Still, putting Christianity into a fuller cultural context is one of MacCulloch's most valuable contributions here. He not only explores what went before, but he examines, for instance, the rise of Islam and the story of the Mongols, and Christian reactions to them. The son of a vicar in the Church of England, he is no longer a believer but remains sympathetic to Christianity, calling himself "a candid friend" of the faith.

Most Westerners, not unnaturally, view Christianity through a Eurocentric lens. MacCulloch blasts that prejudice with a barrage of facts, demonstrating that the center of the Church could easily have been Baghdad instead of Rome.

He explores the various Eastern churches that established themselves as far away as China and India, and the different ways of viewing the nature of Christ: one nature or two, equal to the father or subordinate.

The tensions between outsider and insider status, between being persecuted and doing the persecuting, are explored; so is the shift, in Western Christianity, from prudishness about sex to outright hostility toward it.

MacCulloch methodically knocks the props out from under the idea that the Church in the West and its particular theologies have any realistic claims to primacy over the East. The often decidedly secular ways in which a succession of Bishops of Rome helped themselves to power and prestige, culminating in the late-blooming (1870) declaration of papal infallibility, are set forth chronologically.

"(The apostle) Peter's charisma was the most useful resource at the disposal of Roman bishops as, from the third century, they increasingly claimed to be arbiters of doctrine in the wider Church," MacCulloch writes. Historically, few popes were major theologians, so "the pope's claim to a special place in the life of the Church came rather from the tombs of the Apostles."

The tragic threads of anti-Semitism and inter-Christian strife are followed from their early beginnings. Cases of Christian victimization — the Armenian holocaust; the Huguenot, Cathar and other slaughters — get their due. Changes in theology and ritual are matched with their historical imperatives.

"Christianity" is full of fascinating facts: Marriage was considered a simple contract between two people for centuries, not a sacrament that concerned the church; the "mad monk" Rasputin, for all his faults, fits into a Russian Orthodox tradition of the "holy fool"; priests in the Latin Church were allowed to marry until the 12th century; the first cup of coffee in England was consumed by a Greek Orthodox priest at Oxford in the early 1570s.
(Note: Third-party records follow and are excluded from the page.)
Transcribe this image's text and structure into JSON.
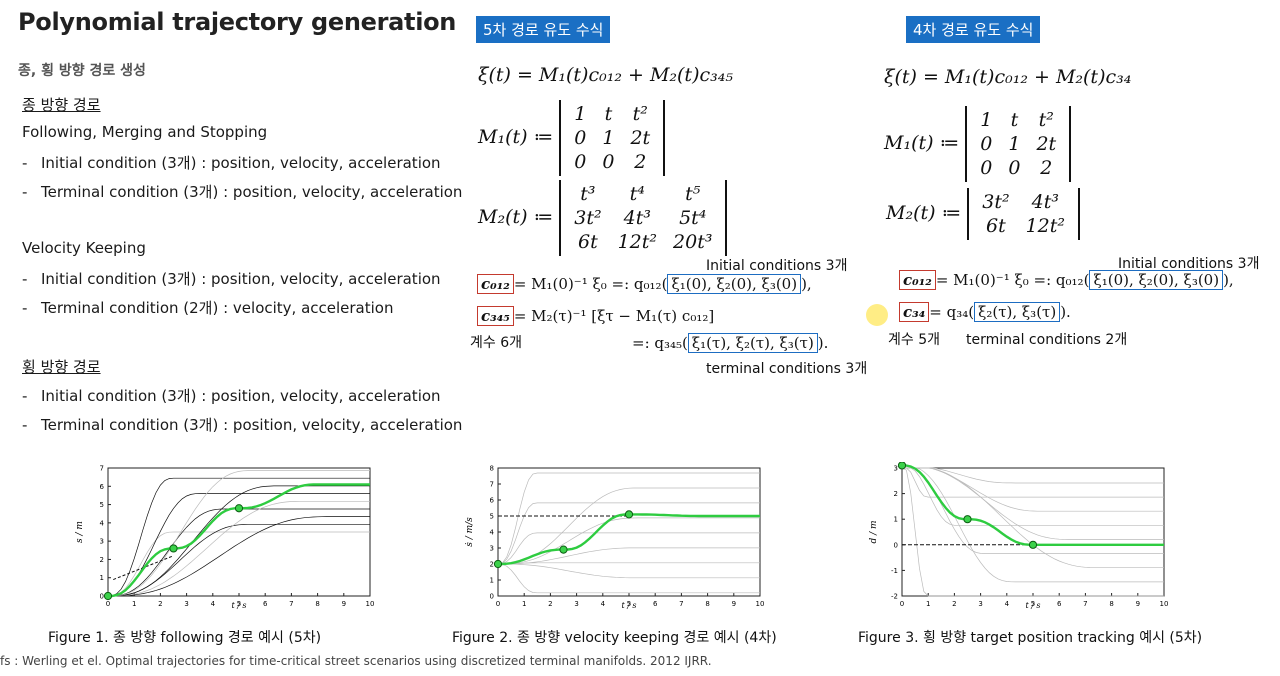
{
  "title": "Polynomial trajectory generation",
  "subtitle": "종, 횡 방향 경로 생성",
  "left": {
    "long_heading": "종 방향 경로",
    "following_heading": "Following, Merging and Stopping",
    "following_items": [
      "Initial condition (3개) : position, velocity, acceleration",
      "Terminal condition (3개) : position, velocity, acceleration"
    ],
    "velocity_heading": "Velocity Keeping",
    "velocity_items": [
      "Initial condition (3개) : position, velocity, acceleration",
      "Terminal condition (2개) : velocity, acceleration"
    ],
    "lat_heading": "횡 방향 경로",
    "lat_items": [
      "Initial condition (3개) : position, velocity, acceleration",
      "Terminal condition (3개) : position, velocity, acceleration"
    ],
    "dash": "-"
  },
  "fifth": {
    "badge": "5차 경로 유도 수식",
    "xi_eq": "ξ(t) = M₁(t)c₀₁₂ + M₂(t)c₃₄₅",
    "m1_label": "M₁(t) ≔",
    "m1": [
      [
        "1",
        "t",
        "t²"
      ],
      [
        "0",
        "1",
        "2t"
      ],
      [
        "0",
        "0",
        "2"
      ]
    ],
    "m2_label": "M₂(t) ≔",
    "m2": [
      [
        "t³",
        "t⁴",
        "t⁵"
      ],
      [
        "3t²",
        "4t³",
        "5t⁴"
      ],
      [
        "6t",
        "12t²",
        "20t³"
      ]
    ],
    "c012": "c₀₁₂",
    "c012_eq": "= M₁(0)⁻¹ ξ₀ =: q₀₁₂(",
    "init_box": "ξ₁(0), ξ₂(0), ξ₃(0)",
    "c012_tail": "),",
    "c345": "c₃₄₅",
    "c345_eq": "= M₂(τ)⁻¹ [ξτ − M₁(τ) c₀₁₂]",
    "q345_eq": "=: q₃₄₅(",
    "term_box": "ξ₁(τ), ξ₂(τ), ξ₃(τ)",
    "q345_tail": ").",
    "init_note": "Initial conditions 3개",
    "coef_note": "계수 6개",
    "term_note": "terminal conditions 3개"
  },
  "fourth": {
    "badge": "4차 경로 유도 수식",
    "xi_eq": "ξ(t) = M₁(t)c₀₁₂ + M₂(t)c₃₄",
    "m1_label": "M₁(t) ≔",
    "m1": [
      [
        "1",
        "t",
        "t²"
      ],
      [
        "0",
        "1",
        "2t"
      ],
      [
        "0",
        "0",
        "2"
      ]
    ],
    "m2_label": "M₂(t) ≔",
    "m2": [
      [
        "3t²",
        "4t³"
      ],
      [
        "6t",
        "12t²"
      ]
    ],
    "c012": "c₀₁₂",
    "c012_eq": "= M₁(0)⁻¹ ξ₀ =: q₀₁₂(",
    "init_box": "ξ₁(0), ξ₂(0), ξ₃(0)",
    "c012_tail": "),",
    "c34": "c₃₄",
    "c34_eq": "= q₃₄(",
    "term_box": "ξ₂(τ), ξ₃(τ)",
    "c34_tail": ").",
    "init_note": "Initial conditions 3개",
    "coef_note": "계수 5개",
    "term_note": "terminal conditions 2개"
  },
  "figures": {
    "fig1_caption": "Figure 1. 종 방향 following 경로 예시 (5차)",
    "fig2_caption": "Figure 2. 종 방향 velocity keeping 경로 예시 (4차)",
    "fig3_caption": "Figure 3. 횡 방향 target position tracking 예시 (5차)"
  },
  "chart_data": [
    {
      "type": "line",
      "title": "",
      "xlabel": "t / s",
      "ylabel": "s / m",
      "xlim": [
        0,
        10
      ],
      "ylim": [
        0,
        7
      ],
      "xticks": [
        "0",
        "1",
        "2",
        "3",
        "4",
        "5",
        "6",
        "7",
        "8",
        "9",
        "10"
      ],
      "yticks": [
        "0",
        "1",
        "2",
        "3",
        "4",
        "5",
        "6",
        "7"
      ],
      "highlight_points": [
        {
          "x": 0,
          "y": 0
        },
        {
          "x": 2.5,
          "y": 2.6
        },
        {
          "x": 5,
          "y": 4.8
        }
      ],
      "reference_line": "dashed",
      "series": "trajectory bundle"
    },
    {
      "type": "line",
      "title": "",
      "xlabel": "t / s",
      "ylabel": "ṡ / m/s",
      "xlim": [
        0,
        10
      ],
      "ylim": [
        0,
        8
      ],
      "xticks": [
        "0",
        "1",
        "2",
        "3",
        "4",
        "5",
        "6",
        "7",
        "8",
        "9",
        "10"
      ],
      "yticks": [
        "0",
        "1",
        "2",
        "3",
        "4",
        "5",
        "6",
        "7",
        "8"
      ],
      "highlight_points": [
        {
          "x": 0,
          "y": 2
        },
        {
          "x": 2.5,
          "y": 2.9
        },
        {
          "x": 5,
          "y": 5.1
        }
      ],
      "reference_value": 5,
      "series": "trajectory bundle"
    },
    {
      "type": "line",
      "title": "",
      "xlabel": "t / s",
      "ylabel": "d / m",
      "xlim": [
        0,
        10
      ],
      "ylim": [
        -2,
        3
      ],
      "xticks": [
        "0",
        "1",
        "2",
        "3",
        "4",
        "5",
        "6",
        "7",
        "8",
        "9",
        "10"
      ],
      "yticks": [
        "-2",
        "-1",
        "0",
        "1",
        "2",
        "3"
      ],
      "highlight_points": [
        {
          "x": 0,
          "y": 3.1
        },
        {
          "x": 2.5,
          "y": 1.0
        },
        {
          "x": 5,
          "y": 0
        }
      ],
      "reference_value": 0,
      "series": "trajectory bundle"
    }
  ],
  "refs": "fs : Werling et el. Optimal trajectories for time-critical street scenarios using discretized terminal manifolds. 2012 IJRR."
}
It's been noted before that the Reformation was made possible by the invention of the printing press. MacCulloch adds that it caught on in the north, where Rome's indulgence-pushing "Purgatory Industry" was particularly oppressive.

MacCulloch's dry, ready wit is invaluable in guiding us through the masses of names, dates, places and theological concepts. We meet William Buckland, an Anglican clergyman and amateur scientist, "who kept a hyena at home as much for the enjoyment of its company as for research, and announced his intention of eating his way through the whole range of created animals."

The book has its faults, including issues with the index (potentially devastating in so massive a work), and MacCulloch is overgenerous in including some movements as Christian that grew in other directions from Christian roots: A belief in the existence of many gods should be a disqualifier.

The fall of Christendom (a word invented by an Anglo-Saxon monk in the 9th century) at the end of World War I has not meant the end of Christianity. It's still growing, and changing as it grows, and MacCulloch chronicles it to the present day. This fascinating exploration is worth the neckache that comes from hefting it.